Le « monde sauvage » n’est pas un agresseur.
Je voudrais prendre l’exemple de la brousse africaine dans laquelle nous vivons. Il y a des serpents dont la morsure est mortelle : le cobra noir cracheur, et la vipère heurtante. Des hyènes massives rodent la nuit tout près du Lodge. Ces animaux n’attaqueront jamais et ne chercheront jamais à tuer pour tuer. Toujours ils vont se cacher ou s’enfuir, l’homme ne les intéresse pas, il n’est pas une nourriture, il est dangereux, ils ne nous affrontent jamais. Ils vont attaquer en dernier recours pour sauver leur peau quand nous les attaquons et qu’ils n’ont pas de possibilité de fuite. Nous vivons en paix avec ces animaux, même si nous tuons les serpents quand ils entrent dans le Lodge pour manger les souris ou les grenouilles, leur présence est un risque et nous défendons notre territoire. Les agresseurs c’est nous.
Les grandes villes sont pour moi bien plus dangereuses que la brousse, la route aussi représente un danger bien plus grand.
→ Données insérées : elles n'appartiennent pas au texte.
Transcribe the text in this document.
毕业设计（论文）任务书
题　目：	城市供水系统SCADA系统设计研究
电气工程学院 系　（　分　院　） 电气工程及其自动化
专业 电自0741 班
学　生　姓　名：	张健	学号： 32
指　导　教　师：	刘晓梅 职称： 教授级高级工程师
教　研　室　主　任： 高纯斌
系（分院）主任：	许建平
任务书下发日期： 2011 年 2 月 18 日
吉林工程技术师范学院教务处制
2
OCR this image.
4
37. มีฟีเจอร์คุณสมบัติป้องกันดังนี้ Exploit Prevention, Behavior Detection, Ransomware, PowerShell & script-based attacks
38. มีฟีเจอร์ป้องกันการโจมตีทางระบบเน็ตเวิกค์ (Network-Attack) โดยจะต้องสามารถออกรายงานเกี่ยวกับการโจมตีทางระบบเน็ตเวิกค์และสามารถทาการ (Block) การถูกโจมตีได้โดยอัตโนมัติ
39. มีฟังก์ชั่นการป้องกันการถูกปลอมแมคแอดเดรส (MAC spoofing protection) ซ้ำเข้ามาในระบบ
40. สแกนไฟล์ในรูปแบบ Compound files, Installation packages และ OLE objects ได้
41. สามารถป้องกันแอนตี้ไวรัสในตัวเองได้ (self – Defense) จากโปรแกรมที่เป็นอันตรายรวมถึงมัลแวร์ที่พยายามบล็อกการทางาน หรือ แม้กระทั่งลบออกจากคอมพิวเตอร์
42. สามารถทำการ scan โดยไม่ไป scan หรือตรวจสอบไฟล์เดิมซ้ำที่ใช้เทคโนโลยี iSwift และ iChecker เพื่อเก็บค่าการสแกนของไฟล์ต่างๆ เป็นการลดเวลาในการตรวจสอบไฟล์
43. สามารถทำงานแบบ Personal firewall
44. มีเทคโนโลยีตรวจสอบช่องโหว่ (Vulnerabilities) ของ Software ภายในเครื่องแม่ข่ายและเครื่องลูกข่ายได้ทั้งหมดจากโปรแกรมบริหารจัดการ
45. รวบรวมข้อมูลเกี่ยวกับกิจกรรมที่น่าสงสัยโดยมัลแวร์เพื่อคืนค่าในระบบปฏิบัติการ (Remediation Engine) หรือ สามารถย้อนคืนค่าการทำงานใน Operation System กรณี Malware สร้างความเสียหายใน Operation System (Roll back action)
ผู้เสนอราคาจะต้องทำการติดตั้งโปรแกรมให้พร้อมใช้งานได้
Seule la peur de l’homme civilisé dresse le spectre de dangers terribles et d’animaux effrayants.
Ce couplet sur le monde sauvage permet de faire l’analogie avec notre monde intérieur : nos instincts, nos réflexes de survie sont bien ancrés en nous et profondément. Si nous ne les agressons pas, ils ne sont pas plus dangereux que les cobras noirs. Mais si nous les attaquons, si nous voulons les détruire, attention !!!
Le monde sauvage c’est aussi tous les animaux merveilleux, les oiseaux de la brousse et les migrateurs aquatiques, ainsi que les grands arbres, les étendues immenses, un monde vaste et varié, capable de nous émerveiller, de nous nourrir physiquement et spirituellement. Comme notre monde intérieur…
Donnons-nous des autorisations.
Ce qui n’est pas expressément autorisé n’est pas interdit, mais nous avons été éduquer pour ne faire que ce que l’on nous autorise de faire. Cette idée simple peut paraître surprenante.
Un Africain me disait un jour qu’une de nos expressions couramment utilisées le faisait beaucoup rire : « y’a pas l’droit ». En effet je me suis aperçu que lorsqu’une initiative n’est pas habituelle nous avions le réflexe de rétorquer ce coutumier « y’a pas l’droit », voulant dire « ça ne se fait pas », « y’a pas d’autorisation », un réflexe de conditionnement en somme, une soumission à la normalité.
Notre « intime conviction » nous invite à déborder le « champ domestique » pour investir de nouveaux territoires nécessaires pour avancer sur notre chemin de vie.Cependant pour dépasser le paradoxe société civilisée - vie naturelle, ou monde sauvage - culture domestique, pour créer notre destinée, nous avons besoin de nouvelles forces, nous avons à exploiter de nouveaux talents.